Battles over preservation and property rights polarized the residents of Sunnyside Gardens. Debates took on overtly political overtones, pitting “liberal” preservationists against “conservative” property rights advocates, the result being a further breakdown of any cohesive sense of community.

As these disputes became more intense, the City Planning Commission came under increasing pressure to take action. Rather than analyzing Sunnyside Gardens’ problems specifically, however, the CPC opted to include the neighborhood in a zoning resolution which applied to four separate communities around New York City, communities bound only by their perceived historical value as feats of early twentieth century planning.

The other three areas dubbed Special Planned Community Preservation Districts were Fresh Meadows Housing Development in Queens, Parkchester in the Bronx, and Harlem River Houses in Manhattan. Like Sunnyside Gardens, these three developments each boasted unusual site plans; unlike the CHC project, however, these three later plans were characterized by an emphasis on large-scale apartment buildings rather than single-family houses. Many Sunnyside Gardeners thus immediately criticized the resolution as inappropriate to the needs of a more suburban-style development.

"The objectives of the Special Planned Community Preservation District are to preserve communities which are superior examples of town-planning or large-scale development; to preserve and protect the character and integrity of these communities which by their existing site plan, pedestrian and vehicular circulation systems, balance between buildings and open space arrangement and landscaping add to the quality of urban life; to preserve and protect the charity of neighborhoods and communities that presently exist which contribute greatly to the uniqueness and livability of the city; to maintain and protect the environmental quality that these communities offer to their residents and the city-at-large, and to guide future development within these areas consistent with the existing character, quality, and amenity of the Special District." 

New York City Planning Commission, “Zoning Text Amendment to Permit the Mapping of Special Planned Community Preservation Districts,” Comprehensive City Planning Calendar of the City of New York, CP-22501 (New York, June 12, 1974).

The restrictions imposed by the 1974 zoning resolution required the issuance of special permits by the Board of Estimate prior to almost any property alteration. The law was not retroactive however, and therefore did little to restore the common courts in Sunnyside Gardens. Furthermore, as Havelick and Kwartler point out, “the city was [not] able to enforce the new law effectively, since it had difficulty with, among other things, distinguishing between old legal fences and new fences built after the zoning ordinance.”  Curb cuts represented a particular sore spot among many residents, and by 1978 an organization called the Concerned Citizens for Sunnyside was created to lobby the City Planning Commission to allow as-of-right driveway installation. These efforts were not successful however, and the driveway issue remains a point of contention to this day.

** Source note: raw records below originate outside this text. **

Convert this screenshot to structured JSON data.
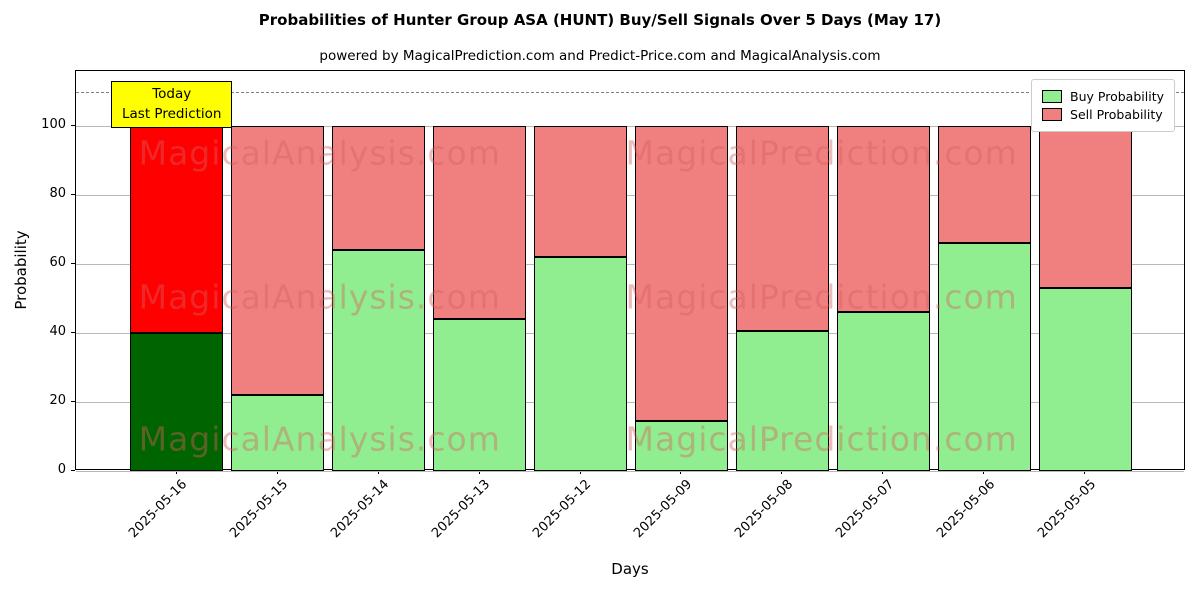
{
  "title": "Probabilities of Hunter Group ASA (HUNT) Buy/Sell Signals Over 5 Days (May 17)",
  "subtitle": "powered by MagicalPrediction.com and Predict-Price.com and MagicalAnalysis.com",
  "annotation": {
    "line1": "Today",
    "line2": "Last Prediction",
    "bg_color": "#ffff00"
  },
  "legend": {
    "items": [
      {
        "label": "Buy Probability",
        "color": "#90ee90"
      },
      {
        "label": "Sell Probability",
        "color": "#f08080"
      }
    ]
  },
  "watermarks": {
    "texts": [
      "MagicalAnalysis.com",
      "MagicalPrediction.com"
    ],
    "color": "#d86060",
    "opacity": 0.42
  },
  "chart_data": {
    "type": "bar",
    "stacked": true,
    "title": "Probabilities of Hunter Group ASA (HUNT) Buy/Sell Signals Over 5 Days (May 17)",
    "xlabel": "Days",
    "ylabel": "Probability",
    "categories": [
      "2025-05-16",
      "2025-05-15",
      "2025-05-14",
      "2025-05-13",
      "2025-05-12",
      "2025-05-09",
      "2025-05-08",
      "2025-05-07",
      "2025-05-06",
      "2025-05-05"
    ],
    "series": [
      {
        "name": "Buy Probability",
        "values": [
          40,
          22,
          64,
          44,
          62,
          14.5,
          40.5,
          46,
          66,
          53
        ]
      },
      {
        "name": "Sell Probability",
        "values": [
          60,
          78,
          36,
          56,
          38,
          85.5,
          59.5,
          54,
          34,
          47
        ]
      }
    ],
    "colors": {
      "today_buy": "#006400",
      "today_sell": "#ff0000",
      "buy": "#90ee90",
      "sell": "#f08080",
      "bar_edge": "#000000",
      "grid": "#b8b8b8",
      "dashed_line": "#7f7f7f"
    },
    "yticks": [
      0,
      20,
      40,
      60,
      80,
      100
    ],
    "ylim": [
      0,
      116
    ],
    "dashed_line_y": 110,
    "legend_position": "upper right",
    "grid": "horizontal"
  }
}
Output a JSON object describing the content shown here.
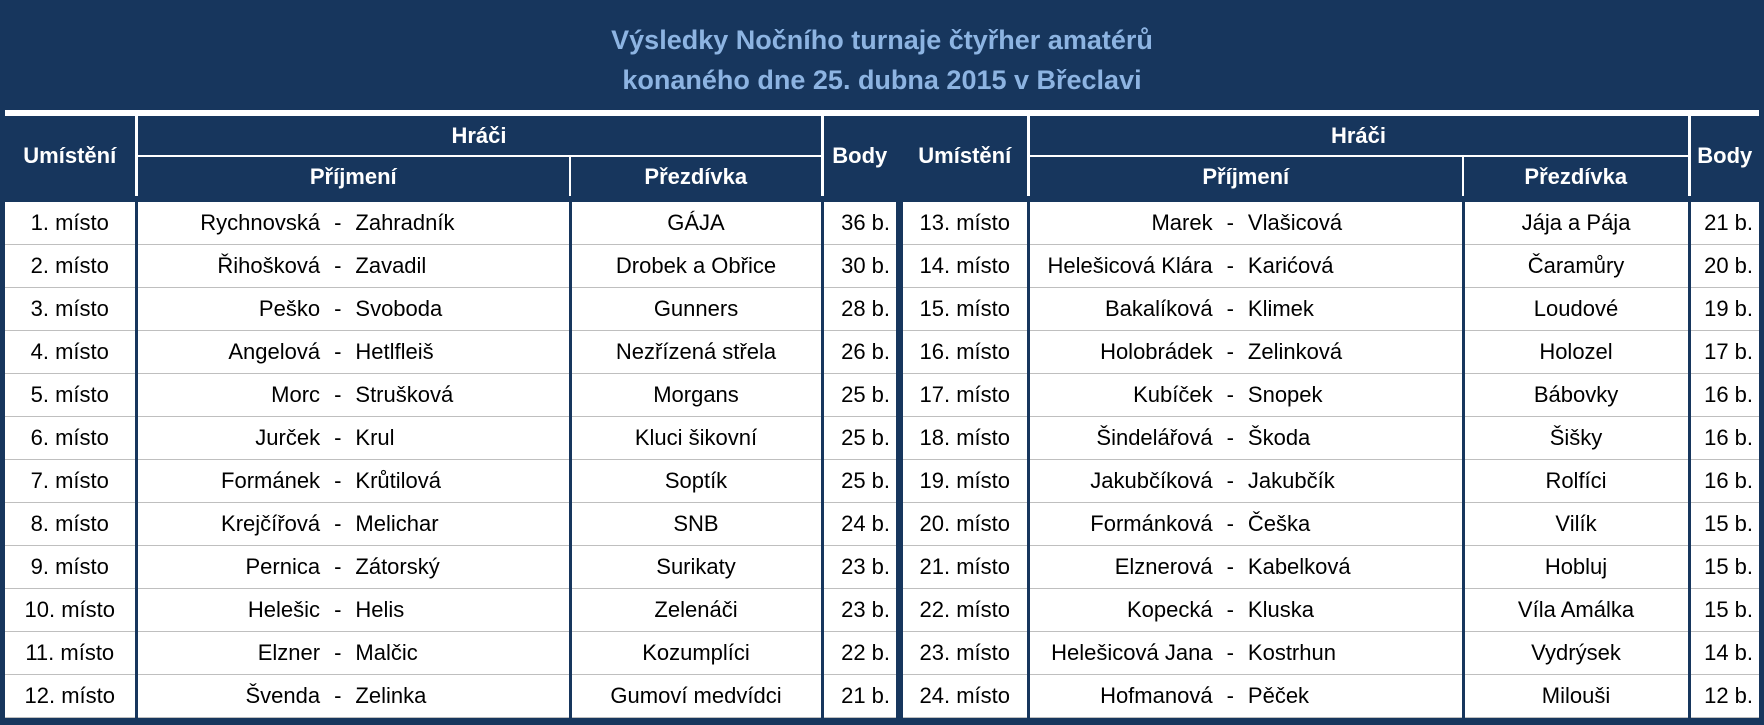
{
  "title": {
    "line1": "Výsledky Nočního turnaje čtyřher amatérů",
    "line2": "konaného dne 25. dubna 2015 v Břeclavi"
  },
  "headers": {
    "placement": "Umístění",
    "players": "Hráči",
    "surname": "Příjmení",
    "nickname": "Přezdívka",
    "points": "Body"
  },
  "left_rows": [
    {
      "place": "1. místo",
      "p1": "Rychnovská",
      "p2": "Zahradník",
      "nick": "GÁJA",
      "pts": "36 b."
    },
    {
      "place": "2. místo",
      "p1": "Řihošková",
      "p2": "Zavadil",
      "nick": "Drobek a Obřice",
      "pts": "30 b."
    },
    {
      "place": "3. místo",
      "p1": "Peško",
      "p2": "Svoboda",
      "nick": "Gunners",
      "pts": "28 b."
    },
    {
      "place": "4. místo",
      "p1": "Angelová",
      "p2": "Hetlfleiš",
      "nick": "Nezřízená střela",
      "pts": "26 b."
    },
    {
      "place": "5. místo",
      "p1": "Morc",
      "p2": "Strušková",
      "nick": "Morgans",
      "pts": "25 b."
    },
    {
      "place": "6. místo",
      "p1": "Jurček",
      "p2": "Krul",
      "nick": "Kluci šikovní",
      "pts": "25 b."
    },
    {
      "place": "7. místo",
      "p1": "Formánek",
      "p2": "Krůtilová",
      "nick": "Soptík",
      "pts": "25 b."
    },
    {
      "place": "8. místo",
      "p1": "Krejčířová",
      "p2": "Melichar",
      "nick": "SNB",
      "pts": "24 b."
    },
    {
      "place": "9. místo",
      "p1": "Pernica",
      "p2": "Zátorský",
      "nick": "Surikaty",
      "pts": "23 b."
    },
    {
      "place": "10. místo",
      "p1": "Helešic",
      "p2": "Helis",
      "nick": "Zelenáči",
      "pts": "23 b."
    },
    {
      "place": "11. místo",
      "p1": "Elzner",
      "p2": "Malčic",
      "nick": "Kozumplíci",
      "pts": "22 b."
    },
    {
      "place": "12. místo",
      "p1": "Švenda",
      "p2": "Zelinka",
      "nick": "Gumoví medvídci",
      "pts": "21 b."
    }
  ],
  "right_rows": [
    {
      "place": "13. místo",
      "p1": "Marek",
      "p2": "Vlašicová",
      "nick": "Jája a Pája",
      "pts": "21 b."
    },
    {
      "place": "14. místo",
      "p1": "Helešicová Klára",
      "p2": "Karićová",
      "nick": "Čaramůry",
      "pts": "20 b."
    },
    {
      "place": "15. místo",
      "p1": "Bakalíková",
      "p2": "Klimek",
      "nick": "Loudové",
      "pts": "19 b."
    },
    {
      "place": "16. místo",
      "p1": "Holobrádek",
      "p2": "Zelinková",
      "nick": "Holozel",
      "pts": "17 b."
    },
    {
      "place": "17. místo",
      "p1": "Kubíček",
      "p2": "Snopek",
      "nick": "Bábovky",
      "pts": "16 b."
    },
    {
      "place": "18. místo",
      "p1": "Šindelářová",
      "p2": "Škoda",
      "nick": "Šišky",
      "pts": "16 b."
    },
    {
      "place": "19. místo",
      "p1": "Jakubčíková",
      "p2": "Jakubčík",
      "nick": "Rolfíci",
      "pts": "16 b."
    },
    {
      "place": "20. místo",
      "p1": "Formánková",
      "p2": "Češka",
      "nick": "Vilík",
      "pts": "15 b."
    },
    {
      "place": "21. místo",
      "p1": "Elznerová",
      "p2": "Kabelková",
      "nick": "Hobluj",
      "pts": "15 b."
    },
    {
      "place": "22. místo",
      "p1": "Kopecká",
      "p2": "Kluska",
      "nick": "Víla Amálka",
      "pts": "15 b."
    },
    {
      "place": "23. místo",
      "p1": "Helešicová Jana",
      "p2": "Kostrhun",
      "nick": "Vydrýsek",
      "pts": "14 b."
    },
    {
      "place": "24. místo",
      "p1": "Hofmanová",
      "p2": "Pěček",
      "nick": "Milouši",
      "pts": "12 b."
    }
  ],
  "separator": "-",
  "colors": {
    "header_bg": "#17365d",
    "title_text": "#8db4e2",
    "header_text": "#ffffff"
  }
}
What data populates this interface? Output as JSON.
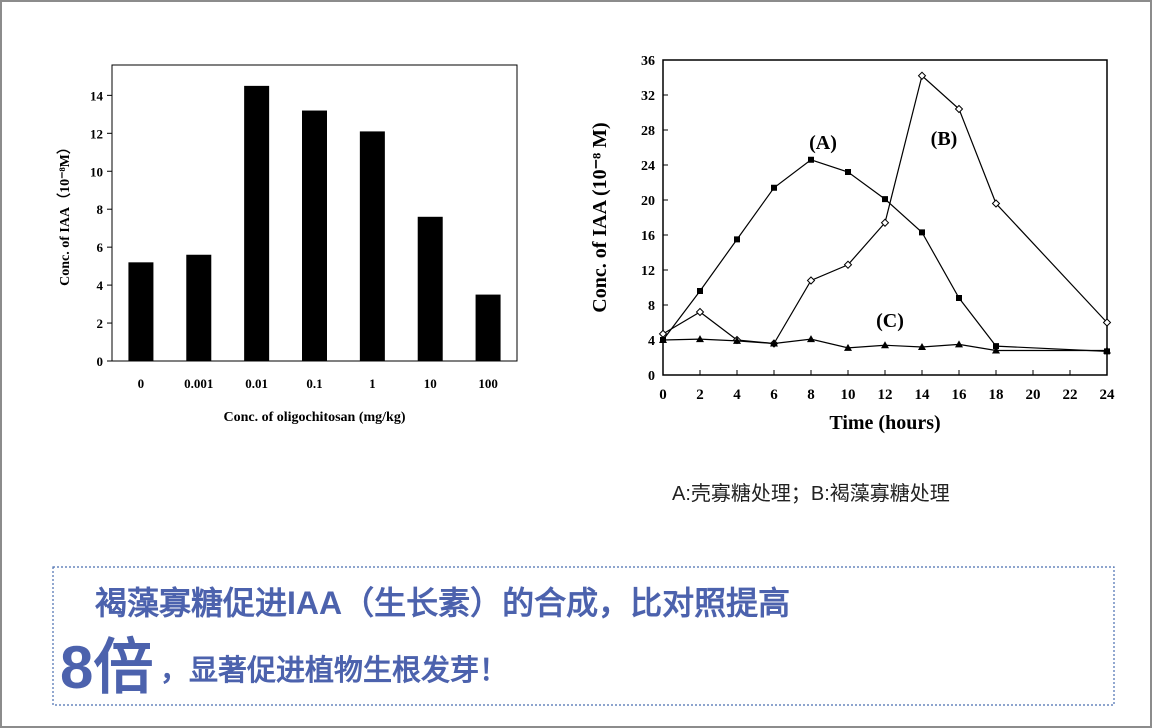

In the wake of the 1974 zoning ordinance, preservation-minded Sunnyside Gardeners were compelled to devise new methods for restoring the original character of the community. While the CPC’s action had largely staunched the building and fencing activities which had run rampant during the previous eight years, it did nothing to encourage the upkeep and restoration of the neighborhood.  Frustrated by the divided spaces and social networks of the community, a number of residents took it upon themselves to revive a demoralized Sunnyside Gardens.